Helaan napasnya terdengar cepat, bukan karena terkejut, tapi karena ia tahu percakapan ini tak bisa dihindari lagi. Ia tetap diam, menatap ke arah dinding di belakang Nathan, seolah mencari alasan untuk tidak perlu menatap matanya.
"Kayla..." suara Nathan nyaris serak, tapi ia berusaha menenangkan nadanya. "Ada apa? Seingatku terakhir kali kita ketemu, kita baik-baik aja. Semuanya masih hangat." Ia menatap wajah Kayla yang lebih memilih menatap dinding. "Lalu kenapa sekarang kamu menjauh? Aku salah apa, Sayang?"
Ia menghela napas, menggeser sedikit pandangannya agar bisa menatap mata Kayla. "Kita udah dewasa, kan? Tolong jangan buat aku nebak-nebak isi kepala kamu tanpa kamu bilang apa pun."
Kayla mengangkat wajahnya perlahan. Tatapannya tajam tapi bergetar, seperti seseorang yang terlalu lama menahan sesuatu. Mata itu tidak lagi penuh kasih seperti dulu. Hanya ada lelah yang menumpuk dan kecewa yang belum sempat reda.

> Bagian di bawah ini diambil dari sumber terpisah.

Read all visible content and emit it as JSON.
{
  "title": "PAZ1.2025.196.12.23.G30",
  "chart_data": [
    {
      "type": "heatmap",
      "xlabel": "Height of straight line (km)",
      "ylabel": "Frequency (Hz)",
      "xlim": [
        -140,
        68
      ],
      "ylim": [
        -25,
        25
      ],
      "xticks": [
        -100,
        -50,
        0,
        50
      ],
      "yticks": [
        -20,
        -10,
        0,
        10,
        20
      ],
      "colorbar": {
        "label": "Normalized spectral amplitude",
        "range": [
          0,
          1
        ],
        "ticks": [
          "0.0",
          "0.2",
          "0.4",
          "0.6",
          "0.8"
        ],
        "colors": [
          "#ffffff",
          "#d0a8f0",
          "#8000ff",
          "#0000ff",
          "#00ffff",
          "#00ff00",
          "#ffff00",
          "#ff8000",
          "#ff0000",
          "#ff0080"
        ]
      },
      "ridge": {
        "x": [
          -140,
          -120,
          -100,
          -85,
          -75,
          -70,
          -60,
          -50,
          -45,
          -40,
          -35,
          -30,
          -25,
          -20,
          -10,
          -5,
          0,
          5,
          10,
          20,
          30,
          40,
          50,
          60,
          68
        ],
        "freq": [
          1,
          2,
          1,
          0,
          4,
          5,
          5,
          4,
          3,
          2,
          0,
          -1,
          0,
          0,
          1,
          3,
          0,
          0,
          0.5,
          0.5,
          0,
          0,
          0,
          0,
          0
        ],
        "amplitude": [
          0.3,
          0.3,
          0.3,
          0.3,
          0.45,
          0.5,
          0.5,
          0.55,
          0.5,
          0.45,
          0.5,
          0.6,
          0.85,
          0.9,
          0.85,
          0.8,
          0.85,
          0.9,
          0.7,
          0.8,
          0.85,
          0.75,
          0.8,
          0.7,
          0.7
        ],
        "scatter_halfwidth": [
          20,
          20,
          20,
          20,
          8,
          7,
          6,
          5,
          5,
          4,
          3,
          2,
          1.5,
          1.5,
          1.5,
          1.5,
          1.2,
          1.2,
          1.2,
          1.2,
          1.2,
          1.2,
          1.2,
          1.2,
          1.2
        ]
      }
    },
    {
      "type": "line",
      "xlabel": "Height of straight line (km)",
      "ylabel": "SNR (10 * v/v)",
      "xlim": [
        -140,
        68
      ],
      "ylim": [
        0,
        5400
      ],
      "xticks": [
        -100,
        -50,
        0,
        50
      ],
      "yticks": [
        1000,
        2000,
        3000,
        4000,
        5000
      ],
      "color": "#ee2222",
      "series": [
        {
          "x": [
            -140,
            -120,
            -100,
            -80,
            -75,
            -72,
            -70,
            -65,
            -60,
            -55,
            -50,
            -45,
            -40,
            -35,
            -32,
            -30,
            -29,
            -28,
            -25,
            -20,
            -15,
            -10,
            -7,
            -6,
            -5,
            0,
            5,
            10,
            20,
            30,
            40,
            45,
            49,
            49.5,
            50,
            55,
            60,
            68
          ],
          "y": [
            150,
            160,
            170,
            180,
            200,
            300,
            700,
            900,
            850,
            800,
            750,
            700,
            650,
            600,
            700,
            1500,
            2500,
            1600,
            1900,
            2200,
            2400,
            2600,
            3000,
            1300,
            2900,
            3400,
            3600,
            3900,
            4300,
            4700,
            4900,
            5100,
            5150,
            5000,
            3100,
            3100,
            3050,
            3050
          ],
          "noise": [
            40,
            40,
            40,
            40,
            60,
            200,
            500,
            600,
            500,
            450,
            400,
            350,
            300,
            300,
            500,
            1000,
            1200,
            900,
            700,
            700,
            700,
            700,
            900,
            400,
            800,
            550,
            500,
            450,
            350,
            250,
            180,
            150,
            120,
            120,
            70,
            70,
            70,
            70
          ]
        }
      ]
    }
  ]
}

"Hubungan dewasa?" suaranya pelan, tapi tajam. "Udah berapa kali kamu bilang kayak gitu, Nath?"
Nathan terdiam.
"Setiap kali kita berantem, setiap kali aku ngerasa disakiti, kamu selalu bilang itu ‘hubungan dewasa’. Seolah kata itu bisa nyembuhin semua luka yang kamu buat."
Ia tersenyum pahit. "Yang kamu maksud hubungan dewasa itu apa, sih, Nath? Saling ngerti? Saling ngalah? Atau aku yang harus terus pura-pura nggak tahu setiap kali kamu nyembunyiin sesuatu?"
Nathan tertegun. Kata-kata Kayla jatuh perlahan tapi terasa berat. Ia berusaha mencari alasan, sesuatu yang bisa menjelaskan semua, tapi suaranya seolah tertahan di tenggorokan.
"Kay, aku cuma—"
"Cuma apa?" potong Kayla cepat, nadanya masih tenang tapi suaranya bergetar. "Cuma nggak sempat cerita? Cuma lupa bilang? Atau cuma nunggu waktu yang tepat yang nggak pernah datang?" Ia menatap Nathan lama, mata mereka akhirnya bertemu. "Aku tahu, Nath. Tentang Kanada."
Keheningan langsung menggantung di antara mereka. Nathan mematung, darahnya seolah berhenti mengalir sesaat.
Kayla menarik napas panjang, mencoba menahan suara agar tidak pecah. "Lucu ya, aku tahu dari orang lain. Bukan dari kamu. Dari semua hal yang kita lewatin, yang kamu pilih untuk aku tahu terakhir justru hal sebesar itu."
Nathan membuka mulut, tapi tak ada kata yang keluar. Hanya sorot matanya yang panik, canggung, dan penuh sesal.
"Aku tahu kamu punya alasan. Aku tahu kamu selalu punya pembenaran buat semua hal yang kamu rahasiain." Kayla menatapnya lama. "Tapi aku juga punya batas, Nath. Dan kayaknya... aku udah sampai di ujungnya."
Nathan menggenggam tangan Kayla lebih erat, tapi kali ini gadis itu menarik diri perlahan. Gerakannya lembut, tapi pasti.
"Aku capek, Nath," bisiknya. "Capek berusaha ngerti sesuatu yang bahkan kamu nggak mau jujur tentangnya. Aku capek ngertiin kamu terus."
Udara di antara mereka jadi berat. Tidak ada teriakan, tidak ada tangisan. Hanya dua orang yang berdiri di depan pintu, dengan jarak yang terasa lebih jauh dari sebelumnya.